Kittler reçoit le « Prix de l'amitié » de l'ancien vice-premier Ma Kai

Kittler reçoit le « Prix de l'amitié » de l'ancien vice-premier Ma Kai


novembre 28, 2024   6 mins

Lorsque Keir Starmer a rencontré son homologue chinois plus tôt ce mois-ci, il a serré la main de Xi Jinping et a souligné l’importance d’une relation bilatérale « forte ». Cette rencontre a marqué un réchauffement des relations entre les deux nations, qui étaient restées glaciales depuis que Boris Johnson avait interdit à Huawei d’accéder aux réseaux de communication britanniques pour des raisons de sécurité en 2020. Richard Moore, le chef du MI6, avait également affirmé que la Chine constituait la priorité unique de son agence. Pékin, selon lui, s’efforçait de sécuriser des recherches « d’un intérêt particulier » pour le Parti communiste chinois (PCC).

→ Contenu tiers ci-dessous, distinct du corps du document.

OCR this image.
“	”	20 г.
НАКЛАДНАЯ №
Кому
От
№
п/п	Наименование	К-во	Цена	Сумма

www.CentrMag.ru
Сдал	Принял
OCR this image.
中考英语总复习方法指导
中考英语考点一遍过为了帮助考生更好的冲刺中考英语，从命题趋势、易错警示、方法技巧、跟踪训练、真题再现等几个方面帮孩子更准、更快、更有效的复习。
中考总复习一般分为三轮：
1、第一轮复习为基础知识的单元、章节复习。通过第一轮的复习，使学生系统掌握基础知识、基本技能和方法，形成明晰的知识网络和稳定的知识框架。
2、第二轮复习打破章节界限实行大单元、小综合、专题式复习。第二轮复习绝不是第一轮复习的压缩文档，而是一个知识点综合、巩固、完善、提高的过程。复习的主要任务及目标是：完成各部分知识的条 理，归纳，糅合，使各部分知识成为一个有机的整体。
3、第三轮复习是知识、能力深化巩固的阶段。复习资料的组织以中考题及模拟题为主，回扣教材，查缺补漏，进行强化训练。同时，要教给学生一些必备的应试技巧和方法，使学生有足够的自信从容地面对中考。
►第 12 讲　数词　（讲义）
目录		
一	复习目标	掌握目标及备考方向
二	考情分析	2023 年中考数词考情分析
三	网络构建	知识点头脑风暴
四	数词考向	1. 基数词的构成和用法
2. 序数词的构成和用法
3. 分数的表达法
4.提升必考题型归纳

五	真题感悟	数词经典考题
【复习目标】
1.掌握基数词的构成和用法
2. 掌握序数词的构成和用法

Peut-être que Starmer aurait dû prêter davantage attention à ces avertissements. En effet, tout comme l’ont compris Johnson et les services de renseignement, la Chine exploite de plus en plus la technologie à des fins géopolitiques, utilisant sa puissance technologique pour projeter son pouvoir et surveiller ses adversaires. Et comme je peux le révéler, elle a bénéficié d’une aide précieuse — celle de scientifiques travaillant ici, au Royaume-Uni, dans des universités en difficulté financière, prêtes à accepter des financements pour ces projets via des sources chinoises douteuses.

Au début de la dernière décennie, la Chine a pris conscience d’un problème majeur : les États-Unis investissaient massivement dans des systèmes de communication spatiaux. Si cette technologie offre des applications civiles, elle sert aussi les objectifs militaires : comme le montre le système Starlink d’Elon Musk, décrit par un officier ukrainien comme « l’épine dorsale essentielle » des communications sur le champ de bataille. Tandis que les États-Unis progressaient à grands pas, la Chine avait le sentiment de prendre du retard. Ainsi, en 2016, elle a annoncé un projet ambitieux d’envergure : le Réseau d’information intégré espace-sol (SGIIN). Ce projet visait à intégrer de manière exhaustive les réseaux d’information spatiaux et les systèmes de communication mobiles d’ici 2030. Il présente un potentiel d’utilisation duale évident : des applications civiles aux implications militaires majeures.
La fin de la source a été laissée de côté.